Quanto a falta de conhecimento histórico colaborou para que nossa população oferecesse, como ofereceu, respaldo às ações mais abomináveis do Estado, em nome dos bons costumes?
Em sentido inverso: quanto o conhecimento histórico colaborou para que esses horrores fossem desvelados e, assim, se produzisse o digno sentido de “tortura nunca mais”?
O século 20 mostrou, com muitos exemplos, monstruosos exemplos, que as ações mais devastadoras contra a liberdade, contra a dignidade humana e até contra a própria vida de muitos, sempre, lamentavelmente contou com respaldo ou com a omissão de parte da sociedade.

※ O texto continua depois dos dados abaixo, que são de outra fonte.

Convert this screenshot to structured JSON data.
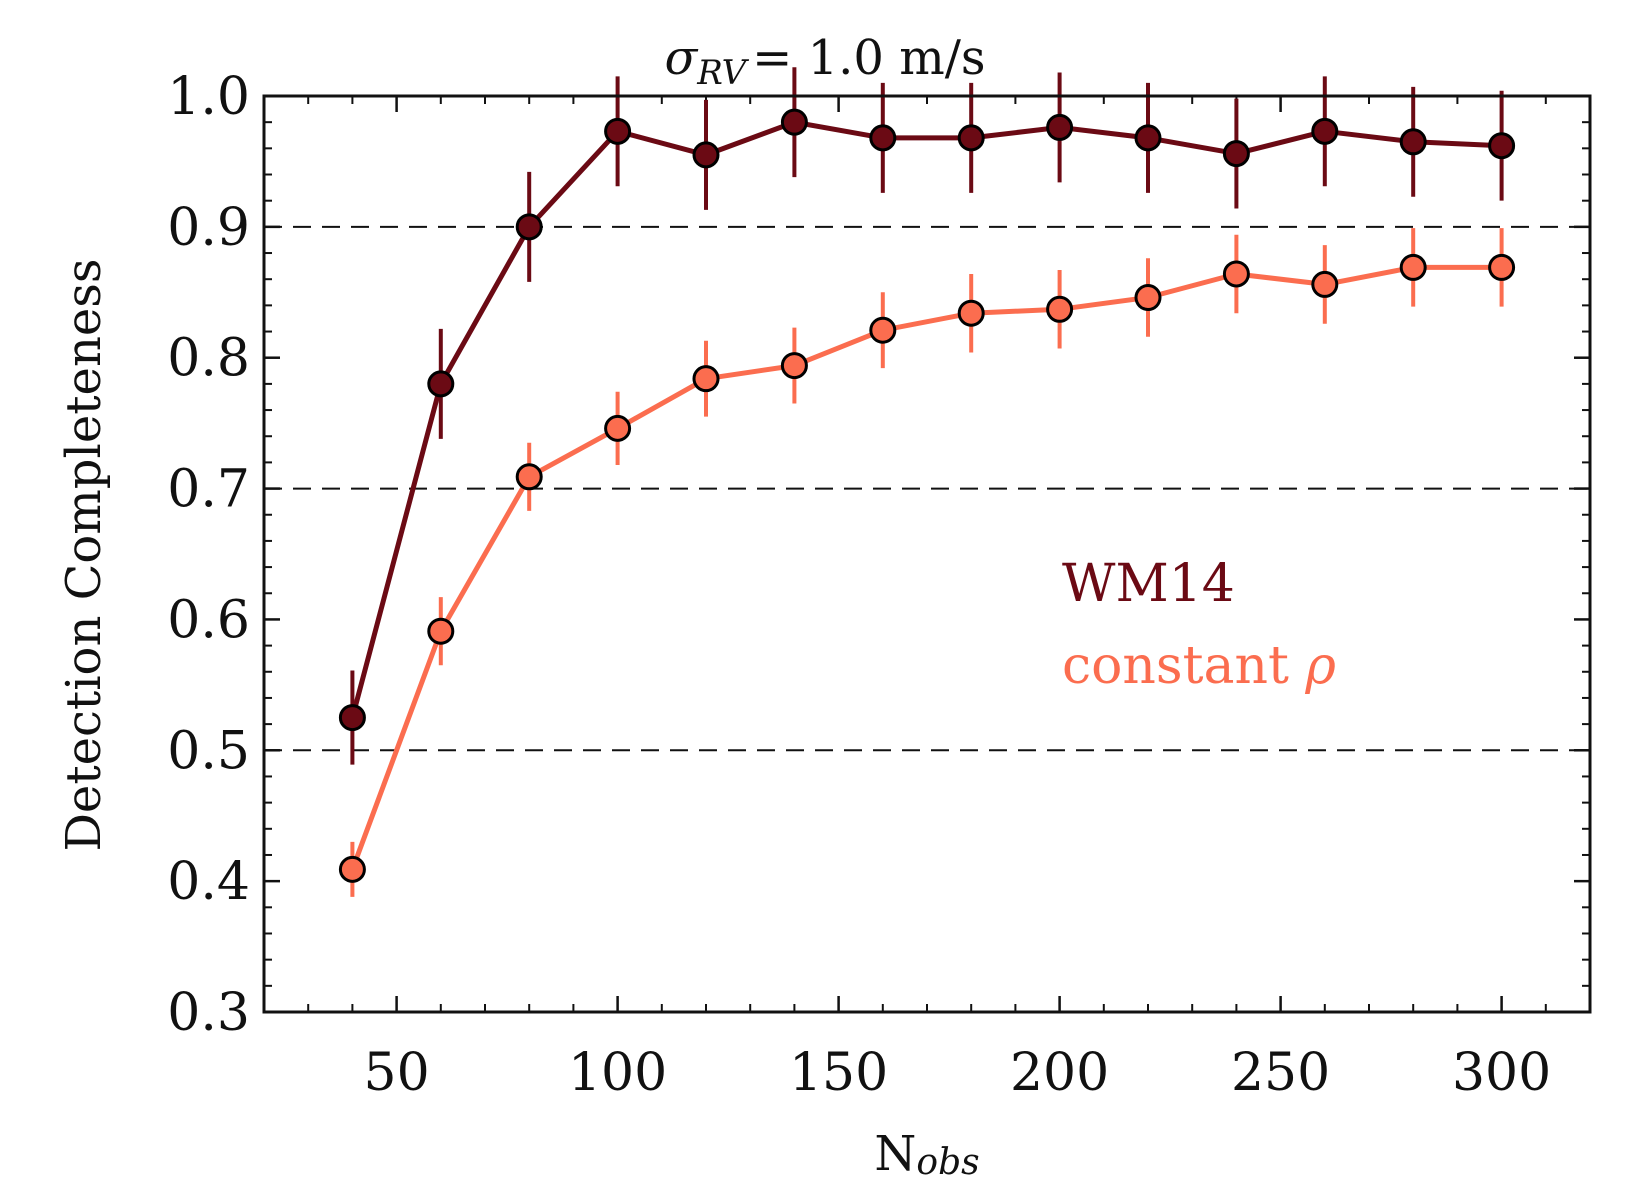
{
  "chart_data": {
    "type": "line",
    "title": {
      "symbol": "σ",
      "subscript": "RV",
      "text": "= 1.0 m/s"
    },
    "xlabel": {
      "base": "N",
      "subscript": "obs"
    },
    "ylabel": "Detection Completeness",
    "xlim": [
      20,
      320
    ],
    "ylim": [
      0.3,
      1.0
    ],
    "xticks": [
      50,
      100,
      150,
      200,
      250,
      300
    ],
    "xtick_labels": [
      "50",
      "100",
      "150",
      "200",
      "250",
      "300"
    ],
    "yticks": [
      0.3,
      0.4,
      0.5,
      0.6,
      0.7,
      0.8,
      0.9,
      1.0
    ],
    "ytick_labels": [
      "0.3",
      "0.4",
      "0.5",
      "0.6",
      "0.7",
      "0.8",
      "0.9",
      "1.0"
    ],
    "reference_lines": [
      0.5,
      0.7,
      0.9
    ],
    "x": [
      40,
      60,
      80,
      100,
      120,
      140,
      160,
      180,
      200,
      220,
      240,
      260,
      280,
      300
    ],
    "series": [
      {
        "name": "WM14",
        "color": "#6b0a14",
        "values": [
          0.525,
          0.78,
          0.9,
          0.973,
          0.955,
          0.98,
          0.968,
          0.968,
          0.976,
          0.968,
          0.956,
          0.973,
          0.965,
          0.962
        ],
        "errors": [
          0.036,
          0.042,
          0.042,
          0.042,
          0.042,
          0.042,
          0.042,
          0.042,
          0.042,
          0.042,
          0.042,
          0.042,
          0.042,
          0.042
        ]
      },
      {
        "name": "constant ρ",
        "color": "#fb6d4f",
        "values": [
          0.409,
          0.591,
          0.709,
          0.746,
          0.784,
          0.794,
          0.821,
          0.834,
          0.837,
          0.846,
          0.864,
          0.856,
          0.869,
          0.869
        ],
        "errors": [
          0.021,
          0.026,
          0.026,
          0.028,
          0.029,
          0.029,
          0.029,
          0.03,
          0.03,
          0.03,
          0.03,
          0.03,
          0.03,
          0.03
        ]
      }
    ],
    "legend": [
      {
        "name": "WM14",
        "label": "WM14",
        "color": "#6b0a14"
      },
      {
        "name": "constant ρ",
        "label": "constant ",
        "symbol": "ρ",
        "color": "#fb6d4f"
      }
    ],
    "legend_position": "center-right",
    "grid": false
  }
}
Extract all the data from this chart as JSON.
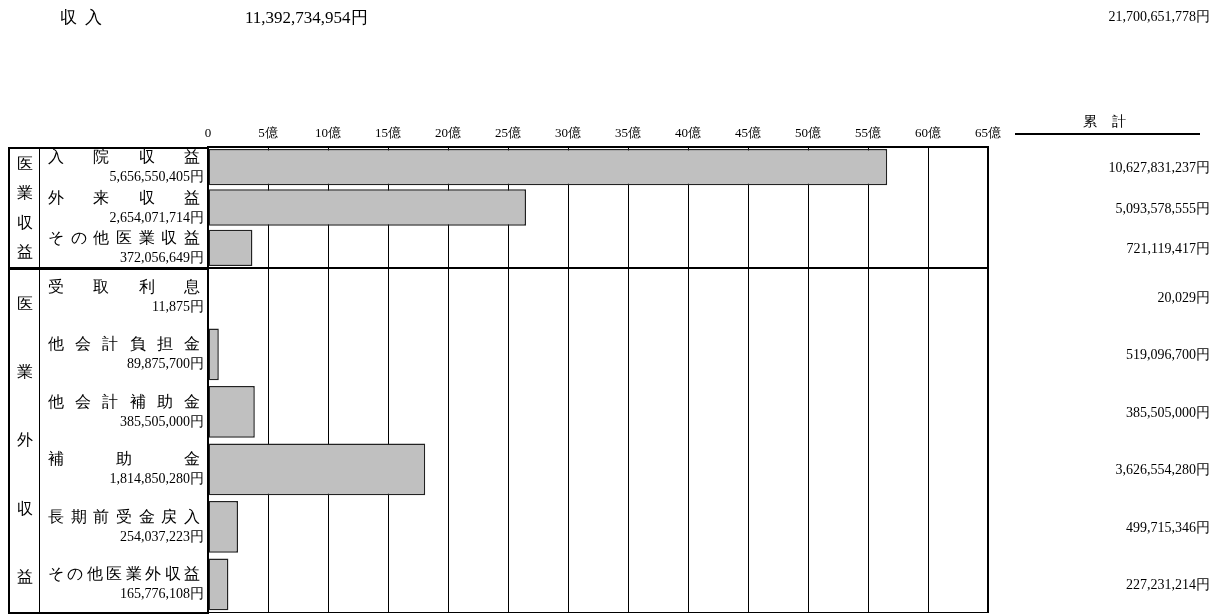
{
  "chart_data": [
    {
      "type": "bar",
      "orientation": "horizontal",
      "title": "収 入",
      "subtitle": "11,392,734,954円",
      "ylabel": "医業収益",
      "categories": [
        "入院収益",
        "外来収益",
        "その他医業収益"
      ],
      "values": [
        56.6,
        26.5,
        3.7
      ],
      "color": "#c0c0c0",
      "xlim": [
        0,
        65
      ],
      "xticks": [
        0,
        {
          "value": 5,
          "label": "5億"
        },
        {
          "value": 10,
          "label": "10億"
        },
        {
          "value": 15,
          "label": "15億"
        },
        {
          "value": 20,
          "label": "20億"
        },
        {
          "value": 25,
          "label": "25億"
        },
        {
          "value": 30,
          "label": "30億"
        },
        {
          "value": 35,
          "label": "35億"
        },
        {
          "value": 40,
          "label": "40億"
        },
        {
          "value": 45,
          "label": "45億"
        },
        {
          "value": 50,
          "label": "50億"
        },
        {
          "value": 55,
          "label": "55億"
        },
        {
          "value": 60,
          "label": "60億"
        },
        {
          "value": 65,
          "label": "65億"
        }
      ],
      "grid": "x",
      "annotations": [
        "21,700,651,778円",
        "累 計",
        "5,656,550,405円",
        "10,627,831,237円",
        "2,654,071,714円",
        "5,093,578,555円",
        "372,056,649円",
        "721,119,417円"
      ]
    },
    {
      "type": "bar",
      "orientation": "horizontal",
      "ylabel": "医業外収益",
      "tick_labels": "y",
      "categories": [
        "受取利息",
        "他会計負担金",
        "他会計補助金",
        "補助金",
        "長期前受金戻入",
        "その他医業外収益"
      ],
      "values": [
        0,
        0.9,
        3.9,
        18.1,
        2.5,
        1.7
      ],
      "color": "#c0c0c0",
      "xlim": [
        0,
        65
      ],
      "grid": "x",
      "annotations": [
        "11,875円",
        "20,029円",
        "89,875,700円",
        "519,096,700円",
        "385,505,000円",
        "385,505,000円",
        "1,814,850,280円",
        "3,626,554,280円",
        "254,037,223円",
        "499,715,346円",
        "165,776,108円",
        "227,231,214円"
      ]
    }
  ]
}
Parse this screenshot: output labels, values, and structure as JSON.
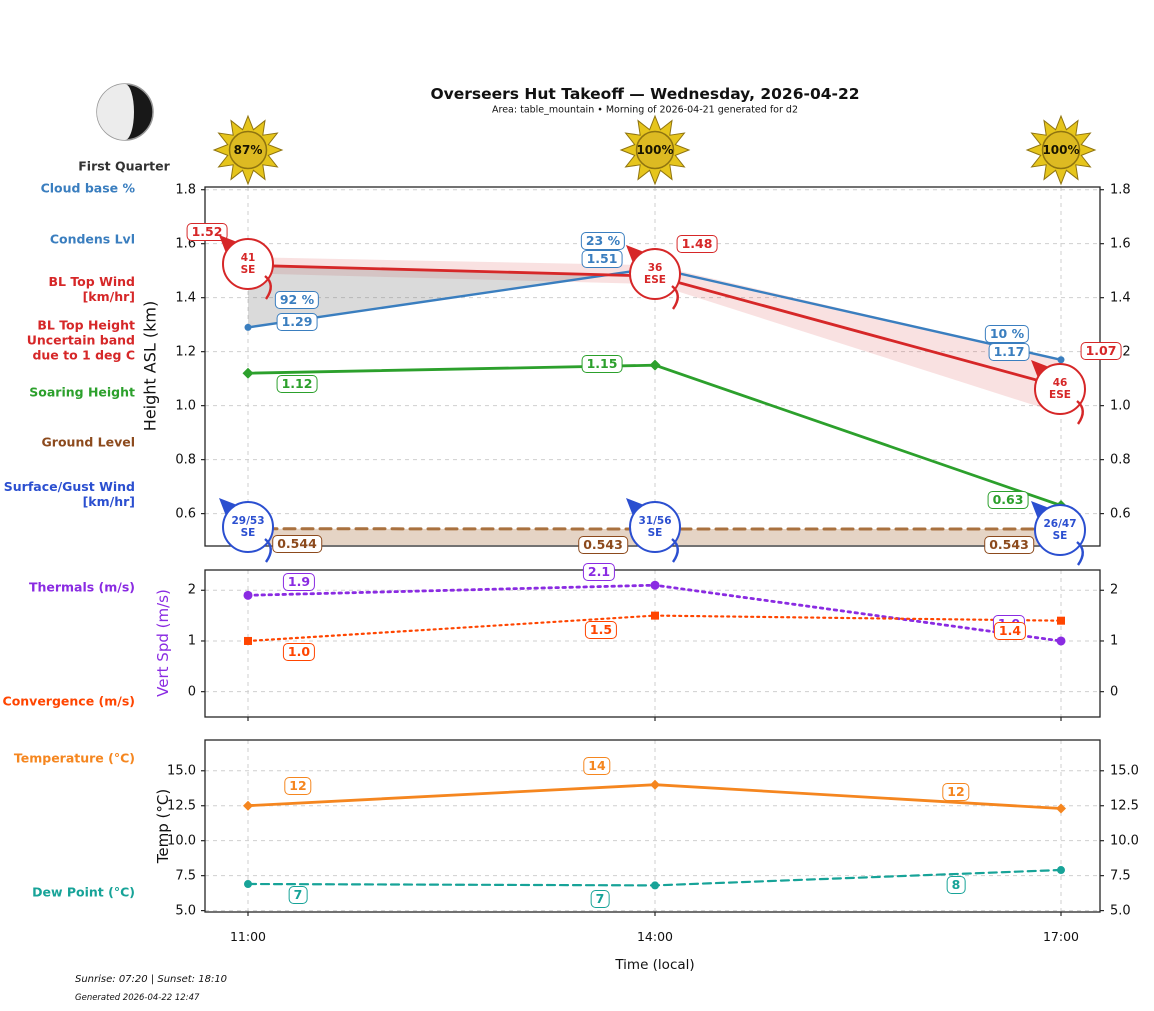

O projeto “Escola sem partido” é, na verdade um projeto de escola de partido único. Por isso mesmo demonstra porque, em termos educacionais, é crucial lutar pela liberdade de opinião e pelas questões de gênero.
A misoginia não foi um componente essencial no golpe parlamentar vivido em 2016?
A gargalhada afrontosa, de homens e mulheres na abertura da Copa do Mundo, que se deliciavam com o espetáculo de um estádio de futebol insultando uma presidenta, avó, mãe, mulher não é exemplo suficiente para que saiamos em defesa não do direito, mas da obrigação de discutir assimetrias de gênero?
É impressionante que em tão pouco tempo tantos retrocessos estejam na ordem do dia.
Só não é impressionante que esses retrocessos sejam propostos em nome da moral e dos bons costumes. Sempre foi assim.
(*) Diretor do Cursinho da Poli e presidente da Fundação PoliSaber.